For better, 20,000 Days is a decidedly fans-only affair. While the film is seemingly accessible as a portrait of an artist who seems particularly attuned to his own creative process, and particularly adept at describing this attunement (Cave has given several long-form lectures on the peculiar metaphysics of songcraft), it’s unlikely that many who aren’t already whole-hog Bad Seeds fans would be able to stomach much of Cave’s self-styled pomposity. By his own admission, the musician “was always a kind of ostentatious bastard,” and that whole persona bears out across the doc. It’s there in his description of a God he doesn’t believe in coming alive in his songwriting, and it’s there in the way his voice sort of lilts upward in self-satisfaction after a particularly adroit turn of phrase.
Still, it’s this sort of practiced pomposity—the well-tailored suits, the jewelry, the ability to knock out locutions like “the never-ending drip feed of eroticism” with the ease of someone effortlessly nailing self-pitched dingers—that many of Cave’s admirers respond to.
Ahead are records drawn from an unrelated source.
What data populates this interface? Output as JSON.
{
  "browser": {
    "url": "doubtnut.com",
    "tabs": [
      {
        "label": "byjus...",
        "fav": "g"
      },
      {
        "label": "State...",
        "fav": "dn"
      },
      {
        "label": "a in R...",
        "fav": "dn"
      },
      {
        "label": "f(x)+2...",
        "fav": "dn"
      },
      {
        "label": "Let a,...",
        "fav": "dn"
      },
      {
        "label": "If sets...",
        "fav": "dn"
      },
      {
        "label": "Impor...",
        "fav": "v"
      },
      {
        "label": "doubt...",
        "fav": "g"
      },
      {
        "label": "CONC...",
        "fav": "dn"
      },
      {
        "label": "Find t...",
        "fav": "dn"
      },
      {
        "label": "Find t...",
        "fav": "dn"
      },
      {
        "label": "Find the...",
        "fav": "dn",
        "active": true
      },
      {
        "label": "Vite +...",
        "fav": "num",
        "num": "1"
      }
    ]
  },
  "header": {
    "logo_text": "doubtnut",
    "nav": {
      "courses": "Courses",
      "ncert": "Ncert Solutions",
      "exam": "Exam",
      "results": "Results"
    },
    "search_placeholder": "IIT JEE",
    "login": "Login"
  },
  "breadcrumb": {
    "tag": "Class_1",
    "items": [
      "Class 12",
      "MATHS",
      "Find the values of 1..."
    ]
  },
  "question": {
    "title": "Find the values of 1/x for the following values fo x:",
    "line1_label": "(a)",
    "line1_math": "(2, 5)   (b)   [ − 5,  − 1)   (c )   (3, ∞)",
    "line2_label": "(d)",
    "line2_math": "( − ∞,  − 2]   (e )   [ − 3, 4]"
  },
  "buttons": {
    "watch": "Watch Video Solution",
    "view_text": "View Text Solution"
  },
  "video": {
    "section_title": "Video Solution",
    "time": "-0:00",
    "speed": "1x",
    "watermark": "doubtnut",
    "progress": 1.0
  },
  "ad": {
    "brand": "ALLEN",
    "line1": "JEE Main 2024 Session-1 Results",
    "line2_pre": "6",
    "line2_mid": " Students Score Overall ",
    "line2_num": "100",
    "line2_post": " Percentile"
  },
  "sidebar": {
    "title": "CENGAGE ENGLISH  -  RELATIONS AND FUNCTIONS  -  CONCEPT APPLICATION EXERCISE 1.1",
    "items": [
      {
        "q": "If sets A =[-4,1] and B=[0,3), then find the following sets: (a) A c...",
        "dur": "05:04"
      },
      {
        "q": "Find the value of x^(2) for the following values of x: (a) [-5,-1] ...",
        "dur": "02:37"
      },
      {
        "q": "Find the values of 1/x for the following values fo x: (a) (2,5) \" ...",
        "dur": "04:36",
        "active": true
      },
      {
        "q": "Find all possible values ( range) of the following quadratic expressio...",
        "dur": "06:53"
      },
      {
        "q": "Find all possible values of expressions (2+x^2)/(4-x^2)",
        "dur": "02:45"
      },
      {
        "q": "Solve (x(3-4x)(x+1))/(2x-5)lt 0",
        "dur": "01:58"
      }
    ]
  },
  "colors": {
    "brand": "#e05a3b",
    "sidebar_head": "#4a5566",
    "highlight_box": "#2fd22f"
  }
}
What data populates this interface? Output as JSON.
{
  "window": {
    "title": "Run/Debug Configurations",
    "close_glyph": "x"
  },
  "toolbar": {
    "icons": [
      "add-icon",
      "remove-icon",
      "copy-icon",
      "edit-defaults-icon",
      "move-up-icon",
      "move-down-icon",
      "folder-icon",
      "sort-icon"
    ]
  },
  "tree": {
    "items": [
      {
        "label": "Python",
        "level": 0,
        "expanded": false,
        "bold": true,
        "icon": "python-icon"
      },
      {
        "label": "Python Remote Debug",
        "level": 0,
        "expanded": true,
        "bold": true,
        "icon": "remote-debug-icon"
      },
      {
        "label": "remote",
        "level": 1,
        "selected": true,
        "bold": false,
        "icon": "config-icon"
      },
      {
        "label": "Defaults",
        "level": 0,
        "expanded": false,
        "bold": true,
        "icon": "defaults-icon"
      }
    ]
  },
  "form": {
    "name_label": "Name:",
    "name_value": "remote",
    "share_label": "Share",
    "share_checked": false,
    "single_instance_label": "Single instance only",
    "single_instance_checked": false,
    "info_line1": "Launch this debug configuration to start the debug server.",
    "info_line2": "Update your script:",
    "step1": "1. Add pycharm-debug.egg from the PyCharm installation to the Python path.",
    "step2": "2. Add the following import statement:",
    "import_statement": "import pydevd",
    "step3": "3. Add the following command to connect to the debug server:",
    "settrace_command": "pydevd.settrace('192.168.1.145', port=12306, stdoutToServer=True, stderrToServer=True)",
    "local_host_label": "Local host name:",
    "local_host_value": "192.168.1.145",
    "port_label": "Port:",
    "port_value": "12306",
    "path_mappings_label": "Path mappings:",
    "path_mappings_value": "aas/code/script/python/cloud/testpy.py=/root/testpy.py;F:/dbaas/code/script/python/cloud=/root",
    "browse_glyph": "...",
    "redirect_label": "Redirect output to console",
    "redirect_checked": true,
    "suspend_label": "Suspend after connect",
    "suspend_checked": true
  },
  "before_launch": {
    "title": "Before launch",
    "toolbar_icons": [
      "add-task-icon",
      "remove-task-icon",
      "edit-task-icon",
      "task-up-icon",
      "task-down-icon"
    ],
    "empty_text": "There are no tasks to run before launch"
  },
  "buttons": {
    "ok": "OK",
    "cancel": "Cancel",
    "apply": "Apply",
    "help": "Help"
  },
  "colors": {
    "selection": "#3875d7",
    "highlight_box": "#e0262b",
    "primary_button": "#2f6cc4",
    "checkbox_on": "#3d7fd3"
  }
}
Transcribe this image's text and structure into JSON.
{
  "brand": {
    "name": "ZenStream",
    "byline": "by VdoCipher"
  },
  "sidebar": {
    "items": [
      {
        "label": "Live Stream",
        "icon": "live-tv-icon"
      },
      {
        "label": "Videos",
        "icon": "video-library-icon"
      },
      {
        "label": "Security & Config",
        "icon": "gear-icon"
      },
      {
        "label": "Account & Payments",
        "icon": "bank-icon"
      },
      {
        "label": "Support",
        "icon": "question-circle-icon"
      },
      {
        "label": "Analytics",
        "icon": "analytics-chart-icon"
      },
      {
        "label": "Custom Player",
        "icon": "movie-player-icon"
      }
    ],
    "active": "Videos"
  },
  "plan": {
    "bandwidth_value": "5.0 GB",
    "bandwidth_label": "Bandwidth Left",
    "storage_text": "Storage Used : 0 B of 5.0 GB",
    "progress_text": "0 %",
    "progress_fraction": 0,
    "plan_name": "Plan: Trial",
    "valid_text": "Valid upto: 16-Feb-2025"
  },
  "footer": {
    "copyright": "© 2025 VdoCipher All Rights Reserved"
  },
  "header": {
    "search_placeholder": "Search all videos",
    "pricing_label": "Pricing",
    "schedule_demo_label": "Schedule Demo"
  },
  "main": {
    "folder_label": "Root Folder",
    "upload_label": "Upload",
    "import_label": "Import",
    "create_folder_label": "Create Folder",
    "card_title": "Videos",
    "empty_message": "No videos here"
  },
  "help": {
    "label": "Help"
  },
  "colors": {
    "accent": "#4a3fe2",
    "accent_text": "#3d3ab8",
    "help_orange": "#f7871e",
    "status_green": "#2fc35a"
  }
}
His arrogance is more of an inheritance than a warranted affectation. He’s allowed to be so full of himself because he’s just that good: one of the most talented songwriters (even if he took some heat for rhyming “Hannah Montana” with “African savannah” on a recent record) and riotously entertaining performers in the history of popular music, full stop.
20,000 Days gives Cave an opportunity to present himself, knowingly, as a literary construction. He’s deeply intelligent, and somehow genteel and sophisticated even when he’s describing on-stage urination. It’s not exactly a “revealing” documentary, if shaking out dirt is to be taken as a metric by which these sorts of biographical sketches should be judged. Aided by Pollard and Forsyth’s meticulous direction (including a climatic concert scene that seamlessly cross-cuts between other performances across Cave’s career), Cave only plays the cards he wants. But in a backhanded way, this considered, half-fictional approach perfectly serves an artist who has always been in the process of making and remaking his own mercurial image.